Те трое орденоносцев напоминали охотничьих соколов; а я соколом не был, хотя тем, кто никогда не бывал на охоте, и я мог казаться соколом; они, эти трое, прекрасно все понимали, и постепенно мы отошли друг от друга. Но с парнем, раненным в первый день пребывания на фронте, мы остались друзьями, потому что ему так и не суждено было узнать, как повел бы себя он; поэтому-то и его отторгли, а мне он нравился, так как я мог предполагать, что из него сокола тоже не получилось бы.
Майор, который прежде был знаменитым фехтовальщиком, не верил в геройство и, пока мы сидели в соседних аппаратах, не жалел времени на исправление моих грамматических ошибок. С самого начала он похвалил мой итальянский, и мы свободно болтали с ним на этом языке. Но однажды я сказал, что итальянский язык такой легкий, что мне даже не особенно интересно его изучать; все кажется в нем так просто.
— Ну да, — сказал майор, — только почему в таком случае вы пренебрегаете грамматикой?
Мы перестали пренебрегать грамматикой, и вскоре итальянский был уже таким трудным языком, что я боялся и фразу произнести на нем в присутствии майора, пока соответствующее грамматическое правило четко не всплывет в моей голове.
Майор посещал госпиталь исключительно регулярно. Думаю, он не пропустил ни одной процедуры, хотя наверняка не верил в эти аппараты. Со временем все мы перестали в них верить, и однажды майор сказал, что все это — чушь. Аппараты были тогда в новинку, и именно нам выпало доказывать их эффективность. Идиотская идея, сказал он, голая теория и ничего больше. В тот день я не выучил урока, и майор сказал, что я — редкостный тупица, а сам он дурак, что тратит на меня силы. Он был мал ростом и сидел в кресле прямо, уставившись в стену напротив, в то время как его правая рука была зажата в аппарате, и ремни, стягивавшие пальцы, со стуком дергались вверх-вниз.
— Что вы будете делать, когда война закончится, если она закончится? — спросил он меня. — Следите за грамматикой!
— Вернусь в Штаты.
— Вы женаты?
— Нет, но надеюсь когда-нибудь жениться.
— Очень глупо с вашей стороны, — сказал майор. Он казался очень сердитым. — Мужчина не должен жениться.

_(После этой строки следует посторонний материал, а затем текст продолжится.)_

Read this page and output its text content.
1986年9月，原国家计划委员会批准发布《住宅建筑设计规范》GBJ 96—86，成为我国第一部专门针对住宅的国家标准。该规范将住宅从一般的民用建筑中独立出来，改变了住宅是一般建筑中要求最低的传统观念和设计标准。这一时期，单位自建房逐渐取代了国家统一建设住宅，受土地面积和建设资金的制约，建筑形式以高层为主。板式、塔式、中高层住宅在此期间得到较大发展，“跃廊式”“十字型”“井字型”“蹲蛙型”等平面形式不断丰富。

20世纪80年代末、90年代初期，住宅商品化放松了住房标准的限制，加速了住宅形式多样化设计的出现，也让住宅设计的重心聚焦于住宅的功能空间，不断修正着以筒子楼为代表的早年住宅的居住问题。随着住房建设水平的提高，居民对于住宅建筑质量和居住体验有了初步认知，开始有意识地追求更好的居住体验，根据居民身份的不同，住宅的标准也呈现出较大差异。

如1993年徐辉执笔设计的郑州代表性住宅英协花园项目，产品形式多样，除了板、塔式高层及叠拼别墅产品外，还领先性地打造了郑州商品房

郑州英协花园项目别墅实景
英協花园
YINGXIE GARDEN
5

— Почему, signor maggiore?
— Не называйте меня «signor maggiore».
— Почему мужчина не должен жениться?
— Нельзя жениться. Нельзя! — сердито повторил он. — Если ему суждено потерять все, не следует ставить на кон еще и это. Он не должен загонять себя в положение человека, которому есть что терять. Нужно обзаводиться лишь тем, что потерять невозможно.
Майор говорил с гневом и горечью, глядя при этом прямо перед собой.

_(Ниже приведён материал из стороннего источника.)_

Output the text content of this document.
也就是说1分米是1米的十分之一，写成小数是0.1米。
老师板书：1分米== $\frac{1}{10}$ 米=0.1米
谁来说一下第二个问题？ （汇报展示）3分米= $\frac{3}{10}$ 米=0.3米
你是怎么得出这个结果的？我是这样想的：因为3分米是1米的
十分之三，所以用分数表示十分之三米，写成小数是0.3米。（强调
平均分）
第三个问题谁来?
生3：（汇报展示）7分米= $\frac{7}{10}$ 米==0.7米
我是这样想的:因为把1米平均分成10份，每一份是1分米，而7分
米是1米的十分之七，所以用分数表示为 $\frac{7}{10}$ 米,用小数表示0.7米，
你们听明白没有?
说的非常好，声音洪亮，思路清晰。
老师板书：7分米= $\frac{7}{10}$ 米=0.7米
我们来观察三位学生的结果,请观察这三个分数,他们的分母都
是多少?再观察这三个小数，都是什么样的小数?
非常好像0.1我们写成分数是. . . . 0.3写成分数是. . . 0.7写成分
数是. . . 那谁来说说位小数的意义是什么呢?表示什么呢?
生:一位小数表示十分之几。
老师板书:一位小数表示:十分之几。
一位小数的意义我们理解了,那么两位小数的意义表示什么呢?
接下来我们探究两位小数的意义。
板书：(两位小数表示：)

— Но почему он непременно должен это потерять?
— Потеряет, обязательно потеряет, — сказал майор, продолжая смотреть в стену. Потом перевел взгляд на аппарат, выдернул из него свою усохшую руку и с ожесточением хлопнул ею по бедру. — Потеряет! — почти выкрикнул он. — Не спорьте со мной! — Он позвал фельдшера, обслуживавшего аппараты: — Да остановите вы эту чертову штуковину!